Within our own lab, our staff can perform a variety of routine procedures including fecal samples, urinalysis, blood smears, ear smears, fine needle aspirates, and skin scrapings. We also offer Complete Blood Counts (CBC), blood chemistries, electrolytes, heartworm/tick-borne disease tests, and FeLV/FIV tests.
Commercial and specialty veterinary laboratories are also utilized for specialized diagnostics and consultations such as histopathology, advanced blood chemistry tests, and cultures.
Depending on your pet’s current health status, breed, age, and gender, our veterinarians may recommend different laboratory tests, such as:
This test is important because it gives insight into how your pet’s organs are functioning including the kidneys, liver, and pancreas. It may be recommended to obtain a baseline (or normal values) for your pet so that changes in these values can be monitored to help diagnose future illnesses.

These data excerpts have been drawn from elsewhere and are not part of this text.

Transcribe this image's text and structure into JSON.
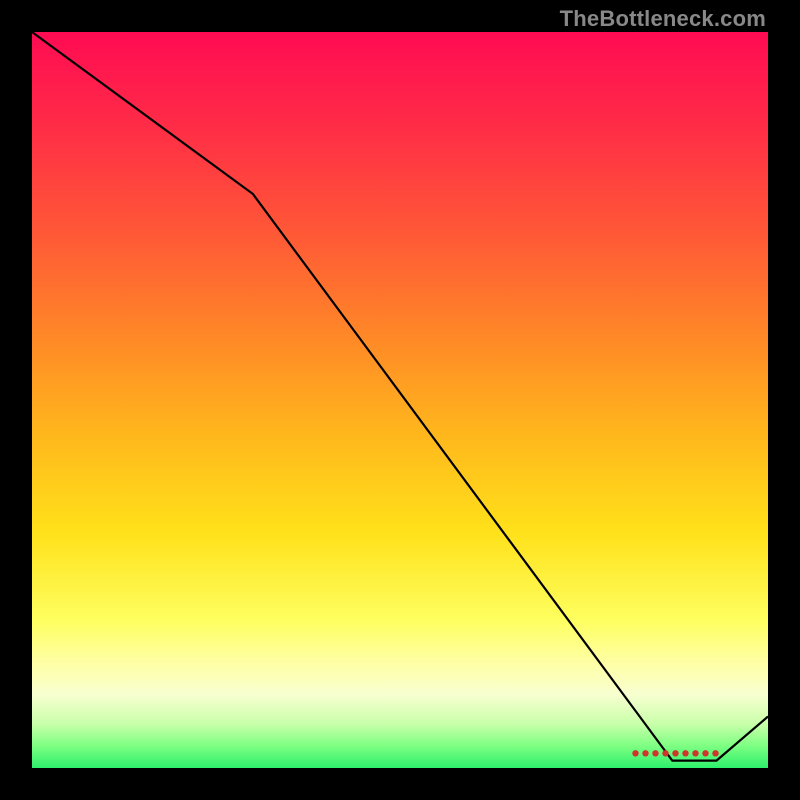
{
  "watermark": "TheBottleneck.com",
  "chart_data": {
    "type": "line",
    "title": "",
    "xlabel": "",
    "ylabel": "",
    "xlim": [
      0,
      100
    ],
    "ylim": [
      0,
      100
    ],
    "x": [
      0,
      30,
      87,
      93,
      100
    ],
    "values": [
      100,
      78,
      1,
      1,
      7
    ],
    "marker_band": {
      "x_start": 82,
      "x_end": 93,
      "y": 2
    },
    "gradient_stops": [
      {
        "pos": 0.0,
        "color": "#ff0b53"
      },
      {
        "pos": 0.12,
        "color": "#ff2a47"
      },
      {
        "pos": 0.28,
        "color": "#ff5a36"
      },
      {
        "pos": 0.42,
        "color": "#ff8a26"
      },
      {
        "pos": 0.55,
        "color": "#ffb81c"
      },
      {
        "pos": 0.68,
        "color": "#ffe11a"
      },
      {
        "pos": 0.8,
        "color": "#feff60"
      },
      {
        "pos": 0.86,
        "color": "#feffa8"
      },
      {
        "pos": 0.9,
        "color": "#f8ffd0"
      },
      {
        "pos": 0.94,
        "color": "#c9ffaa"
      },
      {
        "pos": 0.97,
        "color": "#7dff82"
      },
      {
        "pos": 1.0,
        "color": "#2df06c"
      }
    ]
  }
}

Complete Blood Count (CBC)
This test is commonly used to measure the number of red blood cells, white blood cells, and platelets. This gives our veterinarians valuable information that allows them to diagnose infection, anemia, and leukemia and clotting problems and assess how well your pet is responding to treatment.
Heartworm/Blood Parasite Screening
Blood tests are also used to screen for heartworm, Lyme disease, ehrlichiosis and anaplasmosis. Heartworm is a parasite easily contracted through mosquito bites that invades a pet’s circulatory system and heart. Lyme, ehrlichiosis and anaplasmosis are all tick-borne diseases. Our veterinarians recommend testing your dog for heartworm annually. We strongly recommend that your pet receives heartworm prevention year-round.
Fecal examinations can give information about the presence of intestinal parasites, and also diagnose many kinds of disease including difficulties with digestion, intestinal bleeding, and disorders of the pancreas. Your pets’ veterinarian will advise you when these tests are indicated.
Feline Immunodeficiency Diseases
Feline immunodeficiency virus (FIV) and feline leukemia (FeLV) are diseases common in unvaccinated outdoor cats. Both decrease the ability of your cat to fight off infection and are usually spread through fighting or contact with saliva, urine, or blood. Unfortunately, a cat can carry these diseases without immediately showing signs or symptoms—a blood test is needed to determine if your cat has been exposed. New cats to your household should always be tested before being introduced. For those stray cats who have recently found homes, your veterinarian may recommend an initial testing and then re-testing in 4-6 weeks. This is due to a prepatent period in which your cat has been exposed but has not built up sufficient antibodies to show positive test results. If you do have an outdoor cat, make sure that he/she is vaccinated every year.